7.12.13

L’appareil-photo – Jean-Philippe Toussaint



Publié en 1988, « L’appareil-photo » constitue le troisième roman de JP. Toussaint après le succès de « la salle de bain » puis de « Monsieur ».  Plus de vingt ans plus tard, ce roman court et dense ne perd ni de son intelligence, ni de son impact. C’est un véritable morceau de bravoure littéraire.

On pourrait dire de « L’appareil-photo » que c’est un roman sur le néant, une pertinente et pittoresque réflexion sur le sens que nous donnons à chacun de nos actes, à commencer par les plus anodins, une farandole où le vide se substitue à une absence de volonté ou, plutôt, de détermination qui amène un homme à se laisser mener par la multiplicité de hasards que chaque instant peut receler sans que, jamais, leur combinaison ne puisse résulter un en tout présentant une cohérence porteuse de sens.

Entré de façon velléitaire dans une auto-école, le narrateur entreprend d’apprendre à conduire. La constitution de son dossier est à son image : lente, successive, sans cesse repoussée, une chose anodine servant de prétexte à remettre à plus tard ce qui n’aurait pris qu’un instant à un esprit déterminé et organisé.
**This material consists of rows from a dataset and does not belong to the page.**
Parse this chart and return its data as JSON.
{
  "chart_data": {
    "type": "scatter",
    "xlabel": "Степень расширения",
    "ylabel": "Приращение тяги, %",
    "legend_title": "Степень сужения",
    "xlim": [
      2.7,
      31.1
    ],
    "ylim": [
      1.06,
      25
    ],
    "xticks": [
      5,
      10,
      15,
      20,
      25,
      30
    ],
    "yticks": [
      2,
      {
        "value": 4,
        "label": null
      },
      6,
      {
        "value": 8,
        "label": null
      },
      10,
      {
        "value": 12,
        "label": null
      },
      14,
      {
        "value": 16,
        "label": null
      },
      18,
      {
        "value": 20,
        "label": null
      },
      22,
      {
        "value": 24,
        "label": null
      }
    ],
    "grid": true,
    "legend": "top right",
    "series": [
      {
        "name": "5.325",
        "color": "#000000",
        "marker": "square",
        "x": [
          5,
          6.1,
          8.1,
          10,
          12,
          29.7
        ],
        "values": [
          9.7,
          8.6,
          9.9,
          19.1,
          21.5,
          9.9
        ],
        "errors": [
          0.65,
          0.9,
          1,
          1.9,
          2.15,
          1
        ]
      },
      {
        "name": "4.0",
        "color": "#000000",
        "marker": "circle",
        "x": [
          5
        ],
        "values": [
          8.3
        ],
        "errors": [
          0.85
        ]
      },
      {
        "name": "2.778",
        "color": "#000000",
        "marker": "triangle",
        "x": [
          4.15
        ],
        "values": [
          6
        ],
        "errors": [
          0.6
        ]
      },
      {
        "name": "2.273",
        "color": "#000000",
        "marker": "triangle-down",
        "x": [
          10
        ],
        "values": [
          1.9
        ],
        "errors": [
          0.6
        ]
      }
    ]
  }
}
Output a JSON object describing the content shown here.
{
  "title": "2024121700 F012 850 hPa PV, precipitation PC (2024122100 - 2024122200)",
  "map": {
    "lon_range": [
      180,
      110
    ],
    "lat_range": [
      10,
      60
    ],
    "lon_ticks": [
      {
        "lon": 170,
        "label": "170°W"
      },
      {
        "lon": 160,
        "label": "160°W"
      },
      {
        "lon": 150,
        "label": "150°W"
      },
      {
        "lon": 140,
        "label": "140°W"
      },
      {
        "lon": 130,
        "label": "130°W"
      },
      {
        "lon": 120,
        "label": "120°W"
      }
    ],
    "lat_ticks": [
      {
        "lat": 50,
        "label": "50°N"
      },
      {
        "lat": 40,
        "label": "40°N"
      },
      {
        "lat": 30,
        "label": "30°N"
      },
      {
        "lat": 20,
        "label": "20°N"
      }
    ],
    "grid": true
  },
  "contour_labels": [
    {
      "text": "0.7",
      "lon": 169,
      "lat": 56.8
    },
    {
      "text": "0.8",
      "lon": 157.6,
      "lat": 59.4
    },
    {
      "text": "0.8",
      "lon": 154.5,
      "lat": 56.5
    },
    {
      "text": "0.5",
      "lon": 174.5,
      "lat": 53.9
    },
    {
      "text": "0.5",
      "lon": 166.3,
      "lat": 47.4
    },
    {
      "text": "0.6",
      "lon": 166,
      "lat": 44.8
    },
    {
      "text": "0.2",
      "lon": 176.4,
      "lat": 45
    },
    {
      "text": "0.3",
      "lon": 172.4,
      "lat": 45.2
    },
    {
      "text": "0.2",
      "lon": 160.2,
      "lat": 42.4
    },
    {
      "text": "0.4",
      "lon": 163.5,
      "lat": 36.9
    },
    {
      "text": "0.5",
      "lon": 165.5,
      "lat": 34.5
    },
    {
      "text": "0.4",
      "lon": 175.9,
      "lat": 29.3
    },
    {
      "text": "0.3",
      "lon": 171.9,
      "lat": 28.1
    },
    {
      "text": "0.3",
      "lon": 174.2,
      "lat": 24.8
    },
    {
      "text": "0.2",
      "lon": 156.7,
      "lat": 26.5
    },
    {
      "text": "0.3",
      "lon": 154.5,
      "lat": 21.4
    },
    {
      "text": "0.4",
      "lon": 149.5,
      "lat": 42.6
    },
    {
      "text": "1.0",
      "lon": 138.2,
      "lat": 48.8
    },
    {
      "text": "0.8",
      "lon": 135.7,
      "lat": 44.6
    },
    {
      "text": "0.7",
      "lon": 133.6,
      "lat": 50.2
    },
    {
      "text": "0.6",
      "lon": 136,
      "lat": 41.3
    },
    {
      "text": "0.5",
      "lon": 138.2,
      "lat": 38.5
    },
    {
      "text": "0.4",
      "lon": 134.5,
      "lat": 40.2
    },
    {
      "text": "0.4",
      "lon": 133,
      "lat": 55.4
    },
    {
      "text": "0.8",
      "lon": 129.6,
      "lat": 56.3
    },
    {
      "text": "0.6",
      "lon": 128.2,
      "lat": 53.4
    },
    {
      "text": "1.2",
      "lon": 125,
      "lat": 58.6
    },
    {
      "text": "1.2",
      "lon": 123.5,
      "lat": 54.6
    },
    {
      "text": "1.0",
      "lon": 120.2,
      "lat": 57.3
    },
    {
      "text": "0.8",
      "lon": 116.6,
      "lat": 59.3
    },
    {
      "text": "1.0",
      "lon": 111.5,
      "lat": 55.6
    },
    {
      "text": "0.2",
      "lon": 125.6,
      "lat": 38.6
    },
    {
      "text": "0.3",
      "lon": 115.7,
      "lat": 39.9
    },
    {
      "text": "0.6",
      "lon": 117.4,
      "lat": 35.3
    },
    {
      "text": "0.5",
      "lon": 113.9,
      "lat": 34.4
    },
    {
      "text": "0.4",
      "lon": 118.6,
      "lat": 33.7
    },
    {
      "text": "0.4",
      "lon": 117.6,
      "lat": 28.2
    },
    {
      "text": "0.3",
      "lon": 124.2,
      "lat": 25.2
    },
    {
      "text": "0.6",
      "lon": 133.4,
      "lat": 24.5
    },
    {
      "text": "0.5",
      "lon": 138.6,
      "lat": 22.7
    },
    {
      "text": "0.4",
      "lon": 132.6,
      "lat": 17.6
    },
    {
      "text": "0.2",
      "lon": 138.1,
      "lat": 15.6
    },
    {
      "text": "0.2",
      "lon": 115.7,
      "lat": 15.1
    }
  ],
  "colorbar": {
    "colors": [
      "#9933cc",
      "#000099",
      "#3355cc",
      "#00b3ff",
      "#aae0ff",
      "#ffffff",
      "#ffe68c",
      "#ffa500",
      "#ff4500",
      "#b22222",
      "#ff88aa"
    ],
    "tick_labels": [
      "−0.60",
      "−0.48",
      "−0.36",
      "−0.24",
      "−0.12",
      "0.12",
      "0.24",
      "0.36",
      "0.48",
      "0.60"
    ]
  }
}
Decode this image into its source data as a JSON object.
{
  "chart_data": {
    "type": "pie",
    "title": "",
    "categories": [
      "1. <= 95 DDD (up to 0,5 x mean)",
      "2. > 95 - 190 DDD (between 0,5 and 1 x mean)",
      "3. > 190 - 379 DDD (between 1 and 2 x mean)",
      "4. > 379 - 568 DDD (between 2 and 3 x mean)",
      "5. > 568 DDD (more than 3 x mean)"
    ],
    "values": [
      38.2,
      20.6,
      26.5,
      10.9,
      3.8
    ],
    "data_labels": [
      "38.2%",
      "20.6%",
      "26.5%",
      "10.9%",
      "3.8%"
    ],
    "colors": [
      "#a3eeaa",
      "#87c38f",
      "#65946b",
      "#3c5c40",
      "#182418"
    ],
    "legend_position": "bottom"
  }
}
Parce que la gérante est sympathique et aussi laxiste que notre homme, parce que, comme lui, elle se laisse guider par une vie sur laquelle elle a lâché prise, abandonnée par un mari qui la laisse se débrouiller avec leur jeune fils, parce qu’elle entre inconsciemment, aussi, dans le jeu paresseux de son élève un peu bizarre, une histoire  va, peu à peu, prendre naissance entre ces deux passagers introvertis de la vie.

Une histoire souvent burlesque où la recherche d’une bonbonne de gaz un soir de pluie nous fait plonger avec délice dans un comique absurde et qui démontre bien l’absence de volonté de ces deux presque paumés. Il est clair, en tous cas, que le narrateur se complait dans les situations où il peut se retirer en soi, se laisser glisser dans des rêveries sans but et qui annihilent toute notion de temps. La séquence au cours de laquelle, toujours à la suite de cette recherche d’une bonbonne de gaz qui tourne en quête du Graal, notre homme s’enferme dans les toilettes d’un parking d’une aire d’autoroute en grignotant les chips achetés pour sa camarade de cavalcade en laissant cette dernière poireauter sans nouvelles et sous la pluie, vaut particulièrement le détour ! L’anodin est sublimé par une écriture imaginative et précise comme un coup de scalpel.

De fil en aiguille, ce début d’histoire chaotique va devenir, quasi par accident, une petite histoire d’amour, à la faveur d’un week-end à Londres où la quête d’un restaurant tourne en une déambulation désabusée dans une ville inconnue.

Au retour sur le ferry, le narrateur trouvera un appareil-photo oublié par deux passagers. Il s’en emparera presque malgré lui et se hâtera de prendre des photographies aussi inutiles que sa propre vie. Lorsque la pellicule sera développée, seules subsisteront les photos prises par les propriétaires inconnus alors que tous les clichés du narrateur n’auront pu être développés, ne présentant qu’un néant symbolique de celui laissé par cet homme lors de son passage terrestre.

Tout cela est écrit avec un brin d’auto-dérision qui rend sympathique un personnage délétère. Grâce à une écriture d’une incroyable subtilité mise au service d’une description sans cesse renouvelée d’un néant constant, JP. Toussaint nous a concocté un roman étonnant et extrêmement fort. A lire sans la moindre hésitation.